O que faz autores tão
distintos como Consuelo de Castro, Sara Stridsberg e Mike Bartlett revisitarem
o mito de Medeia?
O que faz diretores
como Gabriel Fernandes/Bete Coelho, Bim de Verdier, Lavínia Pannunzio e Zé
Henrique de Paula encenarem no mesmo ano obras tendo Medeia como protagonista?
O que faz atrizes
como Bete Coelho, Nicole Cordery, Helena Ignez e Fani Feldman se entregarem
visceralmente na interpretação do mito que foi imortalizado por Eurípedes há
2500 anos atrás?
Grafada como Medeia
ou Medea, essa personagem tão potente compareceu em nossos palcos, ou melhor,
nos nossos vídeos, por quatro vezes neste ano de 2021. Furiosa e vingativa em
função das traições sofridas, Medeia talvez sirva como um grito de alerta
contra as barbaridades sofridas pelos brasileiros vergonhosamente traídos por
esse governo insano que está no poder.
Algumas dessas montagens já foram alvo de matérias que escrevi ao longo do ano e aqui me concentro na última a que assisti:
MEDEA de Mike Bartlett
O dramaturgo inglês
Mike Bartlett (1980) está bastante em voga em nossos palcos. De sua autoria já
assistimos duas versões de Contrações (uma delas se intitulou Um
Contrato); Bull; Love. Love, Love; o recente Cock e
para 2022 Marco Antônio Pâmio prepara a encenação de Terremotos.
Bartlett escreveu a sua
versão da tragédia de Eurípedes, ora apresentada pela Cia. do Sopro, em
2012. A montagem dirigida por Zé Henrique de Paula cumpriu temporada presencial
relâmpago no SESC Pompeia e realiza apresentações virtuais de 16 a 19 de
dezembro no canal do YouTube da companhia.
Essa versão é
ambientada no subúrbio de uma grande cidade e, além de Medea, dá destaque para
duas mulheres (a vizinha Sarah e a colega de trabalho Pam) que fazem as vezes
do coro original. Além de Jasão e Creonte (aqui rebatizado de Nick Carter)

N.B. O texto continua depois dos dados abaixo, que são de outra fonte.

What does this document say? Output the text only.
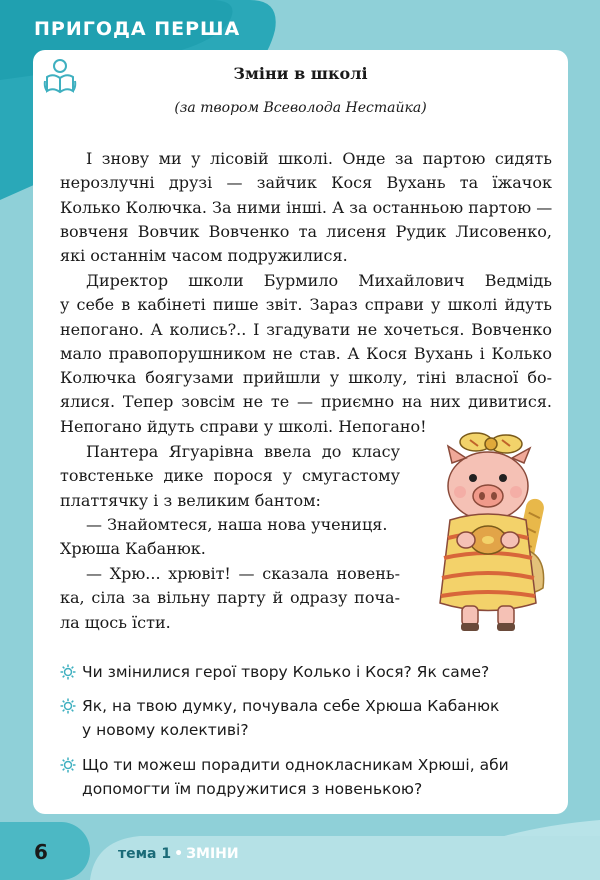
ПРИГОДА ПЕРША
Зміни в школі
(за твором Всеволода Нестайка)
I знову ми у лісовій школі. Онде за партою сидять
нерозлучні друзі — зайчик Кося Вухань та їжачок
Колько Колючка. За ними інші. А за останньою партою —
вовченя Вовчик Вовченко та лисеня Рудик Лисовенко,
які останнім часом подружилися.
Директор школи Бурмило Михайлович Ведмідь
у себе в кабінеті пише звіт. Зараз справи у школі йдуть
непогано. А колись?.. І згадувати не хочеться. Вовченко
мало правопорушником не став. А Кося Вухань і Колько
Колючка боягузами прийшли у школу, тіні власної бо-
ялися. Тепер зовсім не те — приємно на них дивитися.
Непогано йдуть справи у школі. Непогано!
Пантера Ягуарівна ввела до класу
товстеньке дике порося у смугастому
платтячку і з великим бантом:
— Знайомтеся, наша нова учениця.
Хрюша Кабанюк.
— Хрю... хрювіт! — сказала новень-
ка, сіла за вільну парту й одразу поча-
ла щось їсти.
Чи змінилися герої твору Колько і Кося? Як саме?
Як, на твою думку, почувала себе Хрюша Кабанюк
у новому колективі?
Що ти можеш порадити однокласникам Хрюші, аби
допомогти їм подружитися з новенькою?
6	тема 1 • ЗМІНИ
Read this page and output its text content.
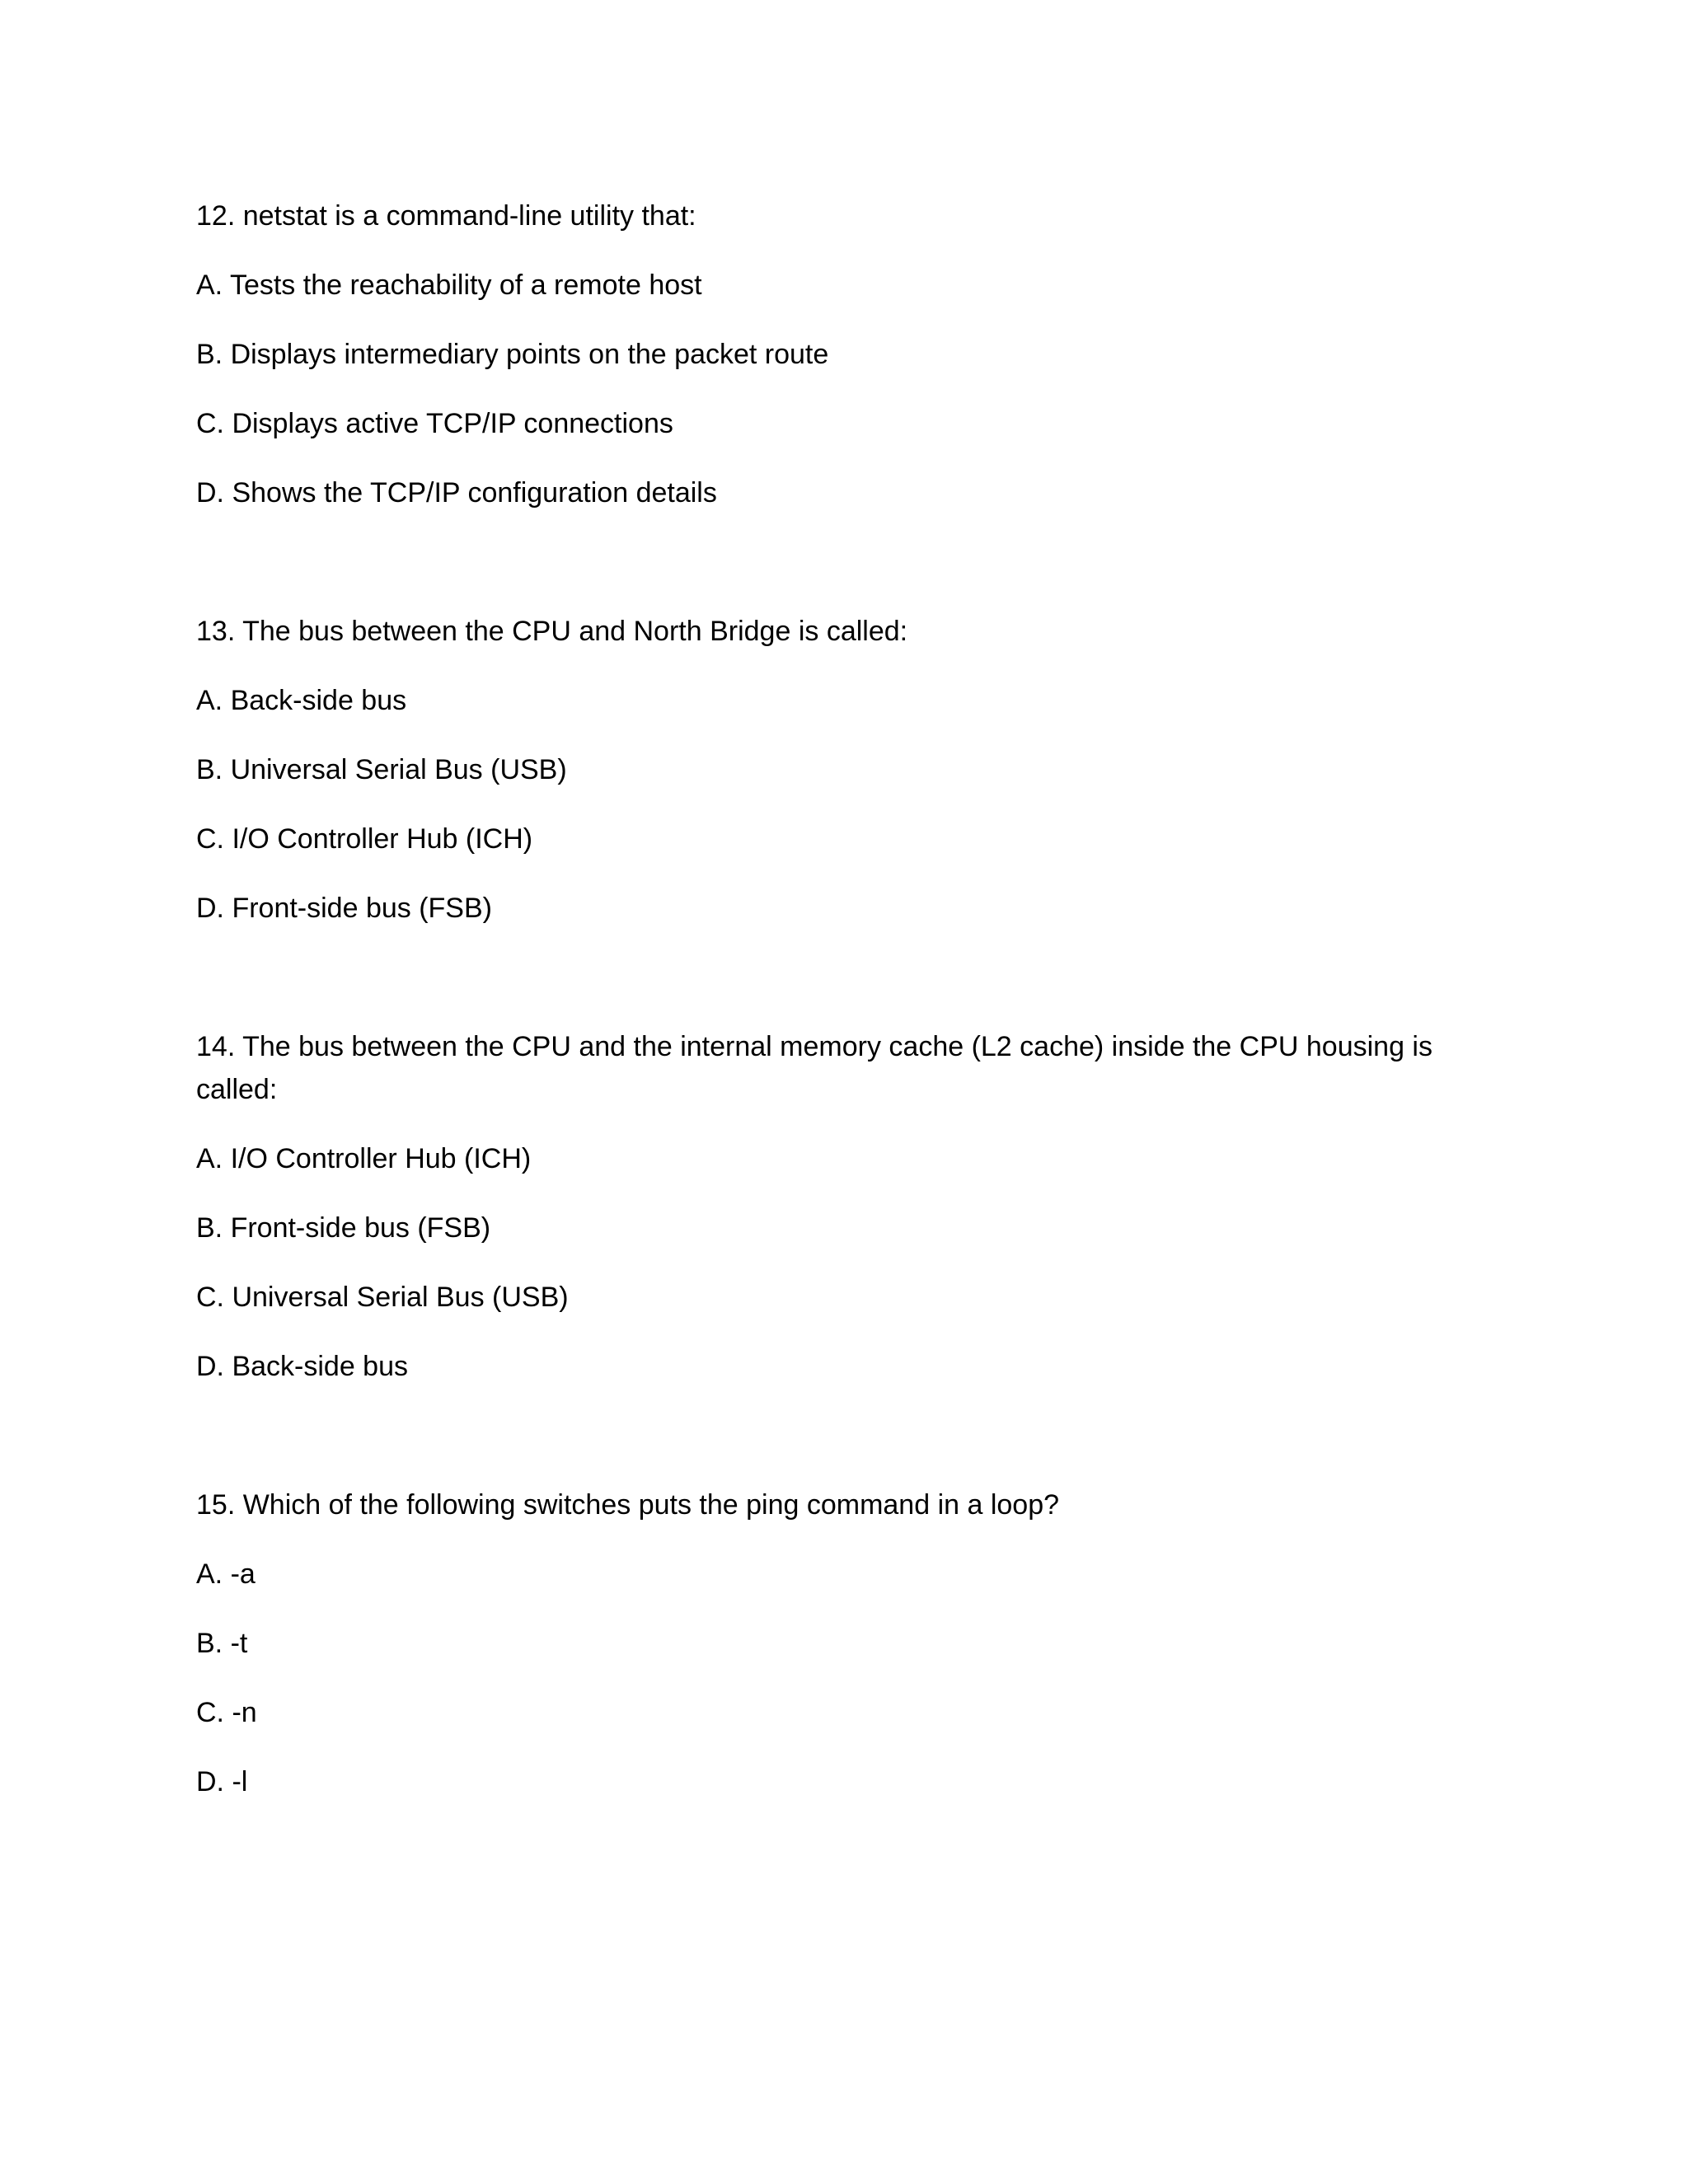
12. netstat is a command-line utility that:

A. Tests the reachability of a remote host

B. Displays intermediary points on the packet route

C. Displays active TCP/IP connections

D. Shows the TCP/IP configuration details

13. The bus between the CPU and North Bridge is called:

A. Back-side bus

B. Universal Serial Bus (USB)

C. I/O Controller Hub (ICH)

D. Front-side bus (FSB)

14. The bus between the CPU and the internal memory cache (L2 cache) inside the CPU housing is called:

A. I/O Controller Hub (ICH)

B. Front-side bus (FSB)

C. Universal Serial Bus (USB)

D. Back-side bus

15. Which of the following switches puts the ping command in a loop?

A. -a

B. -t

C. -n

D. -l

surge o vizinho Andrew para quem Medea se insinua com a pretensão de obter
alguns favores. Em alguns momentos a câmera faz as vezes do filho Tom.
A versão de Bartlett enfatiza
as dificuldades que uma mulher inteligente e livre pode ter numa sociedade
machista. A trama é ágil e a versão de Diego Teza, em tom coloquial, flui muito
bem.
O cenário de Bruno
Anselmo mostra o esqueleto da casa de Medea e assim podemos visualizar as ações
que se passam tanto defronte a casa como em seu interior. Algumas cenas
acontecem também nos fundos da casa, recurso fácil na versão visual, mas
desconheço como ocorreu quando da apresentação presencial. Por sinal, cabe
destacar a excelente direção audiovisual de Murilo Alvesso.
Iluminação discreta e
eficiente de Fran Barros e a excelência de sempre na trilha original de
Fernanda Maia.
Zé Henrique de Paula
harmoniza todos esses elementos com a movimentação do elenco, muito bem
preparado por Inês Aranha.
Como protagonista
Fani Feldman realiza um bom trabalho compondo uma Medea furiosa ou mansa nas
horas certas; a atriz se despe de qualquer glamour ao mostrar as
grosserias do que é capaz a personagem, chegando a escarrar em cena.
Daniel Infantini tem
excelente presença cênica como Jasão. Plínio Meirelles interpreta o incrédulo
vizinho Andrew assediado por Medea e Bruno Feldman é um vigoroso Nick Carter
que vem dar ordens de despejo a Medeia.
Juliana Sanches (Pam)
e Maristela Chelala (Sarah) encarregam-se da preciosa cena inicial de dez
minutos onde comentam sobre suas preocupações com o que está acontecendo com
Medea e Juliana tem uma poderosa cena final onde narra o que aconteceu na festa
de casamento onde morreram Kate, a noiva de Jasão, e seu pai Nick Carter.
Última sessão virtual
neste domingo às 21h.
Montagem merecedora de temporada presencial em 2022.